Before I can reply, she grabs her coat and umbrella, then leaves. It’s so sudden I expect to see a little puff of smoke where she sat.
“Goodness,” says Mom after a pause. “What an interesting girl.”
The door slams open and Ana comes rushing back in.
“What do I say?” she moans.
This time I almost shove her out the door. “Just make conversation. Like usual, the way you did before you started having this crisis.”
“Right.” She draws herself up tall. “Be cool. I am cool.”
“As ice.”
“Ice.” She gives a decisive nod. “I can get a drink.”
“You can,” says Mom. “You said it was a bar.”
After a little more cajoling, she’s off again.
Mom looks at me, eyebrows high, and I shrug. “That’s Ana,” I say.
“I think a scent with a long sillage would match her,” says Mom, walking to the window. “Very long.”
I trail after her and watch as she adjusts the curtains. “Did you mean what you said about people disappointing you?”
“I was speaking in generalities,” she said. “Do you disagree?”
“I don’t know.” Feeling a little uncomfortable, I turn to my phone and see a new commission has come in. I show the brief to Mom to break the silence.
She reads it over. “All the instructions say is that it should smell like ‘home.’”
They didn’t tick any of the boxes I include to help narrow down their preferences, but wrote a cheery “Dealer’s choice!” in the Additional Notes box, which is less than helpful.
“I’m thinking flowers and apple pie,” I say to tease her.
“Apple pie.” She makes a face at these uninspired choices. “Really, Luling. I trained you better.”
“I was kidding,” I protest. “What would you make?”
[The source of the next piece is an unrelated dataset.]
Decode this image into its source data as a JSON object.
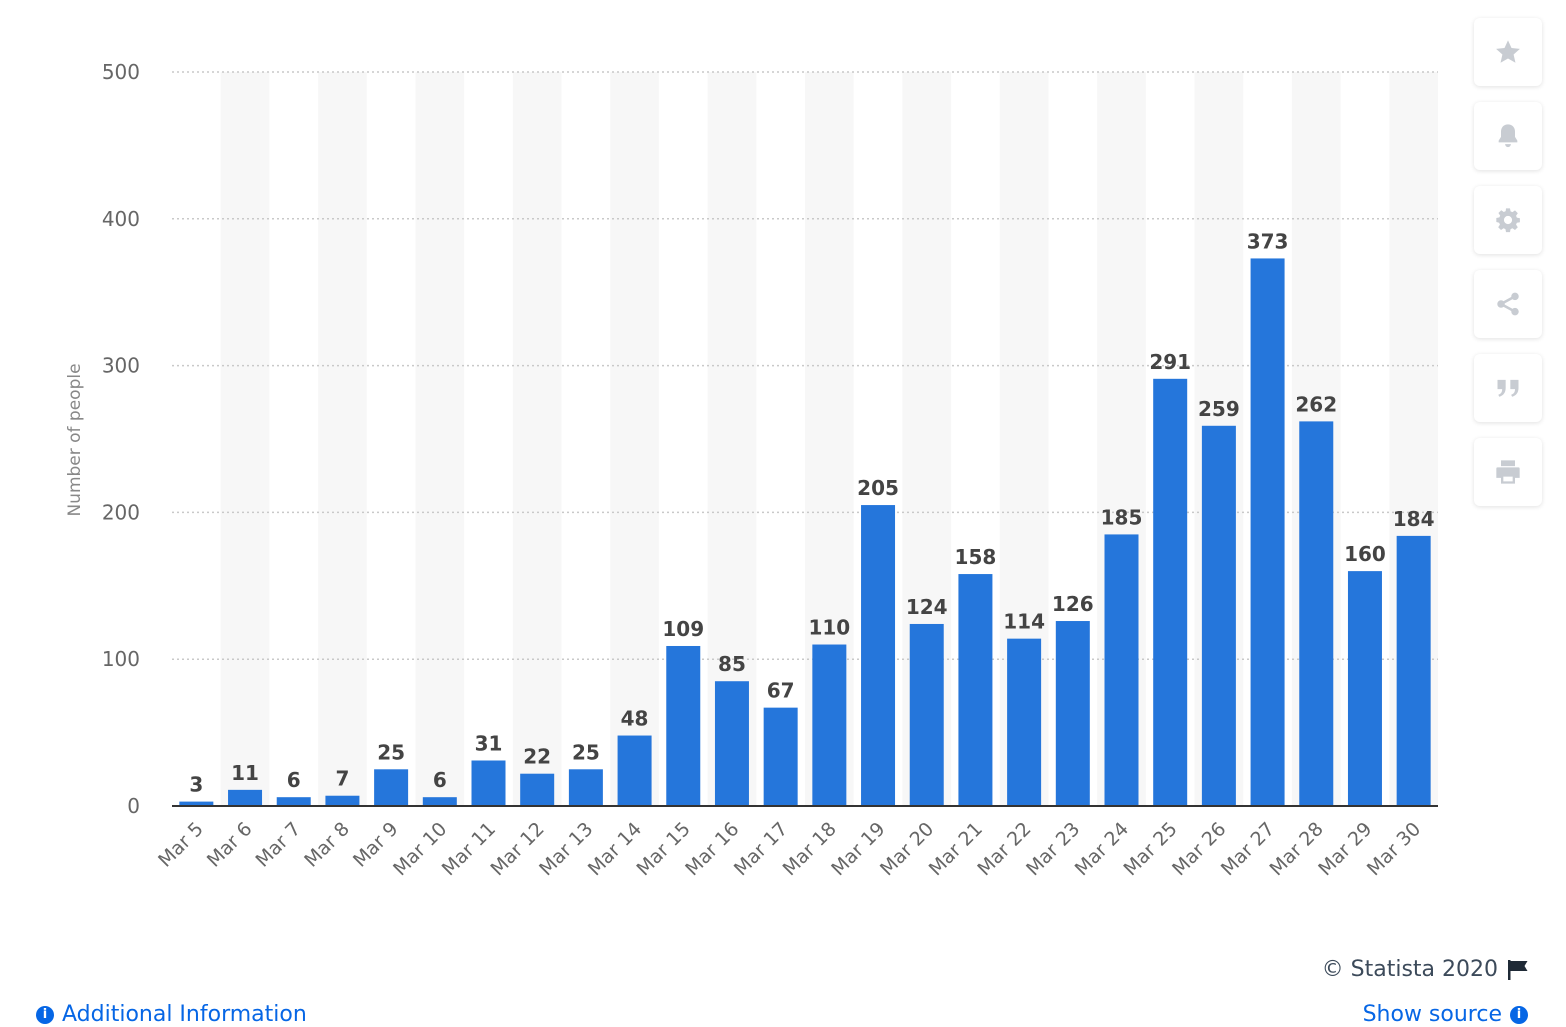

She looks at me, and her smile is mischievous in a way I haven’t seen in years. “Waipo and I used to compete over client requests sometimes,” she says. “We’d each take the brief and see who interpreted it better.”
“You want to compete?” This is so not like Mom. Or maybe it is and I’m only just now learning.
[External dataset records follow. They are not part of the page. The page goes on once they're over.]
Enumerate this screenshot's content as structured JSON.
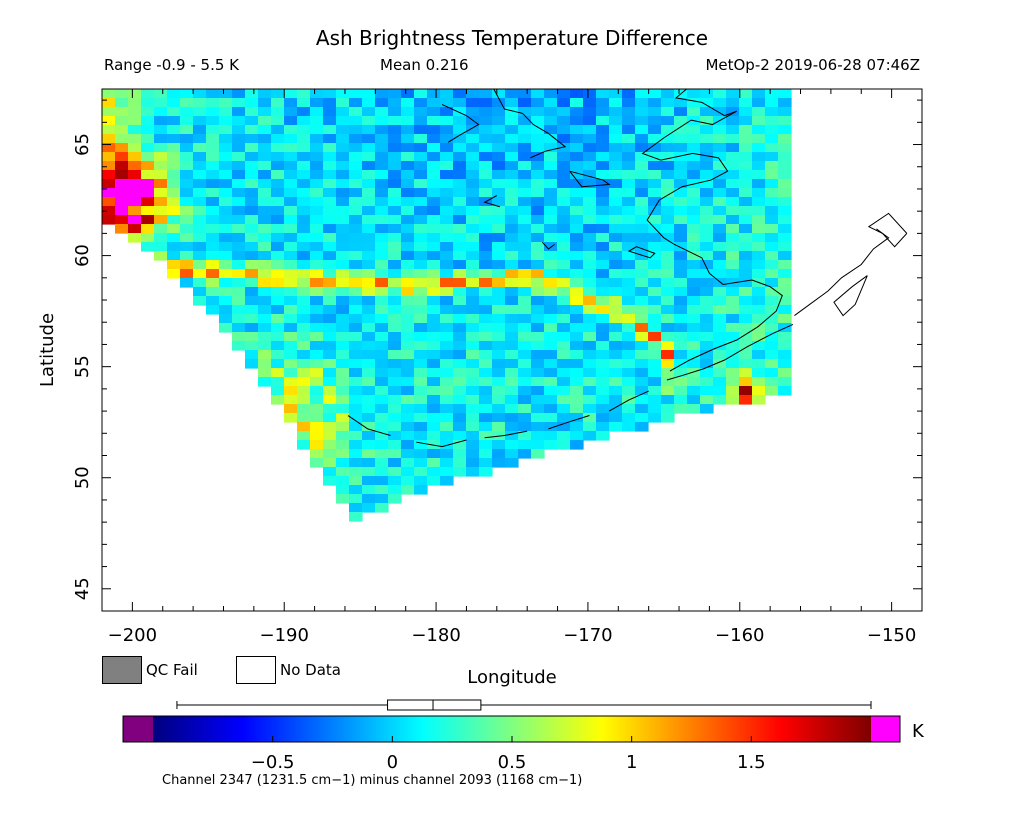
{
  "header": {
    "title": "Ash Brightness Temperature Difference",
    "range": "Range -0.9 - 5.5 K",
    "mean": "Mean 0.216",
    "source": "MetOp-2 2019-06-28 07:46Z"
  },
  "legend": {
    "qc_fail": "QC Fail",
    "no_data": "No Data",
    "qc_fail_color": "#808080",
    "no_data_color": "#ffffff"
  },
  "colorbar": {
    "unit": "K",
    "ticks": [
      -0.5,
      0,
      0.5,
      1,
      1.5
    ],
    "tick_labels": [
      "−0.5",
      "0",
      "0.5",
      "1",
      "1.5"
    ],
    "range": [
      -1.0,
      2.0
    ],
    "under_color": "#800080",
    "over_color": "#ff00ff",
    "caption": "Channel 2347 (1231.5 cm−1) minus channel 2093 (1168 cm−1)",
    "box_whisker": {
      "min": -0.9,
      "q1": -0.02,
      "median": 0.17,
      "q3": 0.37,
      "max": 2.0
    }
  },
  "chart_data": {
    "type": "heatmap",
    "title": "Ash Brightness Temperature Difference",
    "xlabel": "Longitude",
    "ylabel": "Latitude",
    "xlim": [
      -202,
      -148
    ],
    "ylim": [
      44,
      67.5
    ],
    "xticks": [
      -200,
      -190,
      -180,
      -170,
      -160,
      -150
    ],
    "xtick_labels": [
      "−200",
      "−190",
      "−180",
      "−170",
      "−160",
      "−150"
    ],
    "yticks": [
      45,
      50,
      55,
      60,
      65
    ],
    "ytick_labels": [
      "45",
      "50",
      "55",
      "60",
      "65"
    ],
    "swath_outline_lonlat": [
      [
        -202,
        67.5
      ],
      [
        -156.5,
        67.5
      ],
      [
        -156.5,
        53.8
      ],
      [
        -165,
        52.6
      ],
      [
        -175,
        50.6
      ],
      [
        -181,
        49.4
      ],
      [
        -185.5,
        48.1
      ],
      [
        -188,
        50.5
      ],
      [
        -191,
        54.0
      ],
      [
        -195,
        57.5
      ],
      [
        -199,
        60.3
      ],
      [
        -202,
        61.8
      ]
    ],
    "features": [
      {
        "name": "ash plume ridge",
        "points_lonlat": [
          [
            -200,
            59.5
          ],
          [
            -193,
            59.2
          ],
          [
            -187,
            58.8
          ],
          [
            -181,
            58.6
          ],
          [
            -177,
            58.9
          ],
          [
            -173.5,
            59.0
          ],
          [
            -171.5,
            58.5
          ],
          [
            -169,
            57.8
          ],
          [
            -166.5,
            56.8
          ],
          [
            -164.8,
            55.7
          ],
          [
            -164.5,
            54.3
          ]
        ],
        "value": 1.2
      },
      {
        "name": "hot spot near -159.5",
        "lon": -159.5,
        "lat": 53.9,
        "value": 1.8
      },
      {
        "name": "saturated edge (west)",
        "lon": -200.5,
        "lat": 62.5,
        "value": 2.0
      },
      {
        "name": "warm southwest edge",
        "lon": -189.5,
        "lat": 52.8,
        "value": 1.0
      }
    ],
    "grid": false
  }
}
“Who can create the best ‘home’ perfume,” she says. “Two hours.”
“You’re on.”
After a brief delay to help a customer who braved the rain because he wanted to surprise his fiancée with matching his-and-hers scents for their upcoming wedding, I pull out my notebook to think about the home scent.
The shop feels calm, but my mind is somehow simultaneously empty and frantic, making it impossible to settle on an idea. It doesn’t help that when I glance at Mom, she looks serene as she pulls the ingredients she needs.Home. Home. Home.The word repeats in my head until it loses meaning.
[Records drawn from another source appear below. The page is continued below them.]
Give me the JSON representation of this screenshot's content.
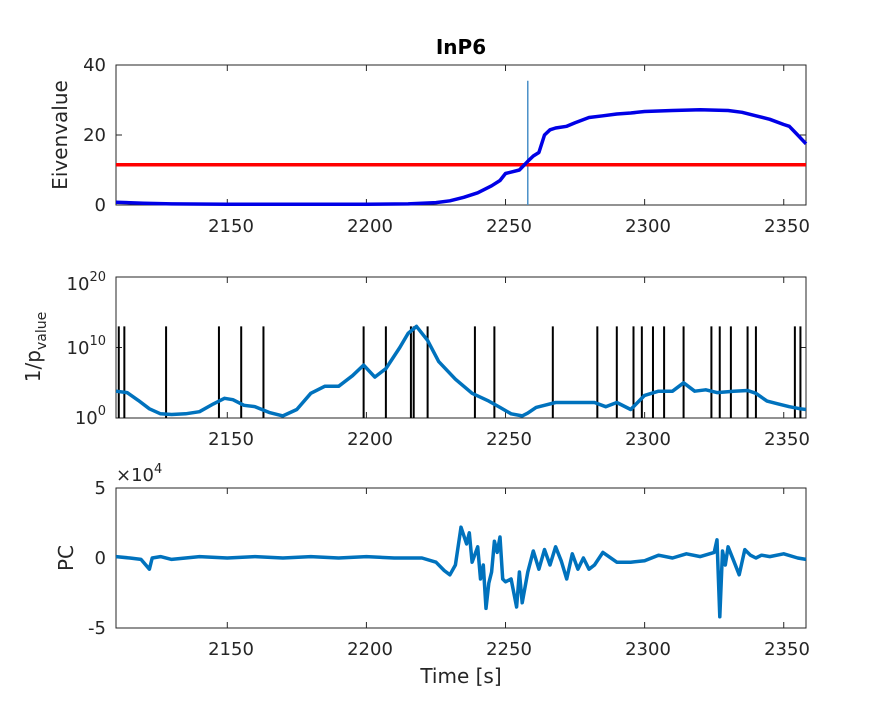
{
  "figure": {
    "colors": {
      "axis": "#262626",
      "threshold": "#ff0000",
      "eigen": "#0000e6",
      "pval": "#0072bd",
      "marker": "#4a90c8",
      "event": "#000000"
    }
  },
  "chart_data": [
    {
      "type": "line",
      "title": "InP6",
      "xlabel": "",
      "ylabel": "Eivenvalue",
      "xlim": [
        2110,
        2358
      ],
      "ylim": [
        0,
        40
      ],
      "xticks": [
        2150,
        2200,
        2250,
        2300,
        2350
      ],
      "xtick_labels": [
        "2150",
        "2200",
        "2250",
        "2300",
        "2350"
      ],
      "yticks": [
        0,
        20,
        40
      ],
      "ytick_labels": [
        "0",
        "20",
        "40"
      ],
      "grid": false,
      "threshold": 11.5,
      "vline_x": 2258,
      "series": [
        {
          "x": [
            2110,
            2120,
            2130,
            2150,
            2170,
            2200,
            2215,
            2220,
            2225,
            2230,
            2235,
            2240,
            2245,
            2248,
            2250,
            2255,
            2258,
            2260,
            2262,
            2264,
            2266,
            2268,
            2272,
            2275,
            2280,
            2285,
            2290,
            2295,
            2300,
            2310,
            2320,
            2330,
            2335,
            2340,
            2345,
            2350,
            2352,
            2355,
            2358
          ],
          "y": [
            0.8,
            0.5,
            0.3,
            0.2,
            0.2,
            0.2,
            0.3,
            0.5,
            0.7,
            1.2,
            2.2,
            3.5,
            5.5,
            7.0,
            9.0,
            10.0,
            12.5,
            14.0,
            15.0,
            20.0,
            21.5,
            22.0,
            22.5,
            23.5,
            25.0,
            25.5,
            26.0,
            26.3,
            26.7,
            27.0,
            27.2,
            27.0,
            26.5,
            25.5,
            24.5,
            23.0,
            22.5,
            20.0,
            17.5
          ]
        }
      ]
    },
    {
      "type": "line",
      "title": "",
      "xlabel": "",
      "ylabel": "1/p_value",
      "ylabel_base": "1/p",
      "ylabel_sub": "value",
      "yscale": "log",
      "xlim": [
        2110,
        2358
      ],
      "ylim_exp": [
        0,
        20
      ],
      "xticks": [
        2150,
        2200,
        2250,
        2300,
        2350
      ],
      "xtick_labels": [
        "2150",
        "2200",
        "2250",
        "2300",
        "2350"
      ],
      "ytick_base": "10",
      "ytick_exponents": [
        "0",
        "10",
        "20"
      ],
      "grid": false,
      "event_markers": [
        2111,
        2113,
        2128,
        2147,
        2155,
        2163,
        2199,
        2207,
        2216,
        2217,
        2222,
        2239,
        2246,
        2267,
        2283,
        2290,
        2296,
        2299,
        2303,
        2307,
        2314,
        2324,
        2327,
        2331,
        2337,
        2340,
        2354,
        2356
      ],
      "series": [
        {
          "x": [
            2110,
            2114,
            2118,
            2122,
            2126,
            2130,
            2135,
            2140,
            2145,
            2149,
            2152,
            2156,
            2160,
            2165,
            2170,
            2175,
            2180,
            2185,
            2190,
            2195,
            2199,
            2203,
            2207,
            2212,
            2215,
            2218,
            2222,
            2226,
            2232,
            2238,
            2244,
            2248,
            2252,
            2256,
            2258,
            2261,
            2264,
            2268,
            2275,
            2282,
            2286,
            2290,
            2295,
            2300,
            2305,
            2310,
            2314,
            2318,
            2322,
            2326,
            2332,
            2337,
            2340,
            2344,
            2348,
            2352,
            2356,
            2358
          ],
          "y_exp": [
            3.8,
            3.6,
            2.5,
            1.3,
            0.6,
            0.5,
            0.6,
            0.9,
            2.0,
            2.8,
            2.6,
            1.8,
            1.6,
            0.8,
            0.3,
            1.2,
            3.5,
            4.5,
            4.5,
            6.0,
            7.5,
            5.8,
            7.0,
            10.0,
            12.0,
            13.0,
            11.0,
            8.0,
            5.5,
            3.5,
            2.4,
            1.5,
            0.6,
            0.3,
            0.7,
            1.5,
            1.8,
            2.2,
            2.2,
            2.2,
            1.6,
            2.2,
            1.2,
            3.2,
            3.8,
            3.8,
            5.0,
            3.8,
            4.0,
            3.6,
            3.8,
            3.9,
            3.5,
            2.4,
            2.0,
            1.6,
            1.3,
            1.2
          ]
        }
      ]
    },
    {
      "type": "line",
      "title": "",
      "xlabel": "Time [s]",
      "ylabel": "PC",
      "scale_label_base": "×10",
      "scale_label_exp": "4",
      "xlim": [
        2110,
        2358
      ],
      "ylim": [
        -5,
        5
      ],
      "xticks": [
        2150,
        2200,
        2250,
        2300,
        2350
      ],
      "xtick_labels": [
        "2150",
        "2200",
        "2250",
        "2300",
        "2350"
      ],
      "yticks": [
        -5,
        0,
        5
      ],
      "ytick_labels": [
        "-5",
        "0",
        "5"
      ],
      "grid": false,
      "series": [
        {
          "x": [
            2110,
            2115,
            2119,
            2122,
            2123,
            2126,
            2130,
            2140,
            2150,
            2160,
            2170,
            2180,
            2190,
            2200,
            2210,
            2220,
            2225,
            2228,
            2230,
            2232,
            2234,
            2236,
            2237,
            2238,
            2240,
            2241,
            2242,
            2243,
            2244,
            2245,
            2246,
            2247,
            2248,
            2249,
            2250,
            2252,
            2254,
            2255,
            2256,
            2258,
            2260,
            2262,
            2264,
            2266,
            2268,
            2270,
            2272,
            2274,
            2276,
            2278,
            2280,
            2282,
            2285,
            2290,
            2295,
            2300,
            2305,
            2310,
            2315,
            2320,
            2325,
            2326,
            2327,
            2328,
            2329,
            2330,
            2332,
            2334,
            2336,
            2338,
            2340,
            2342,
            2345,
            2350,
            2355,
            2358
          ],
          "y": [
            0.1,
            0.0,
            -0.1,
            -0.8,
            0.0,
            0.1,
            -0.1,
            0.1,
            0.0,
            0.1,
            0.0,
            0.1,
            0.0,
            0.1,
            0.0,
            0.0,
            -0.3,
            -0.9,
            -1.2,
            -0.5,
            2.2,
            1.0,
            1.8,
            -0.3,
            0.8,
            -1.5,
            -0.5,
            -3.6,
            -1.8,
            -1.0,
            1.2,
            0.4,
            1.5,
            -1.5,
            -1.7,
            -1.5,
            -3.5,
            -1.0,
            -3.2,
            -1.0,
            0.5,
            -0.8,
            0.6,
            -0.5,
            0.8,
            -0.2,
            -1.5,
            0.3,
            -0.8,
            0.0,
            -0.8,
            -0.5,
            0.4,
            -0.3,
            -0.3,
            -0.2,
            0.2,
            0.0,
            0.3,
            0.1,
            0.4,
            1.3,
            -4.2,
            0.5,
            -0.5,
            0.8,
            -0.2,
            -1.2,
            0.6,
            0.2,
            0.0,
            0.2,
            0.1,
            0.3,
            0.0,
            -0.1
          ]
        }
      ]
    }
  ]
}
The strangest thing that happened when I left home was how badly I wanted my mother, who was one of the very specific reasons I was leaving in the first place. I knew it would be asking too much for her to reassure me I was doing the right thing by leaving—Mom made it crystal clear she thought I was acting like a child and making a huge mistake—but I would have settled for a mom who at least cared enough to check in and shame me out of living from my suitcase for two months because unpacking was too overwhelming. She never did. I’d thought she would always be there, but once I left, she faded away. No, took herself away. That upset me, because how could she be the one to separate herself from me?
Only I was allowed to do that.
I sigh and hunker down to my work. I decide on the smell of night in the garden at my parents’ house. I put in black water and wet sand and rocks, then cover it with the butterscotch of a ponderosa pine. I consider adding an echo of Rafe’s cologne, that smoky light tobacco that’s nothing like a cigarette and instead is everything sexy. I find myself reaching for a pristine and chilly iris. Mom’s scent.
She’s writing away on one of the formula sheets. A discarded pair of gloves and a capped vial sit in front of her.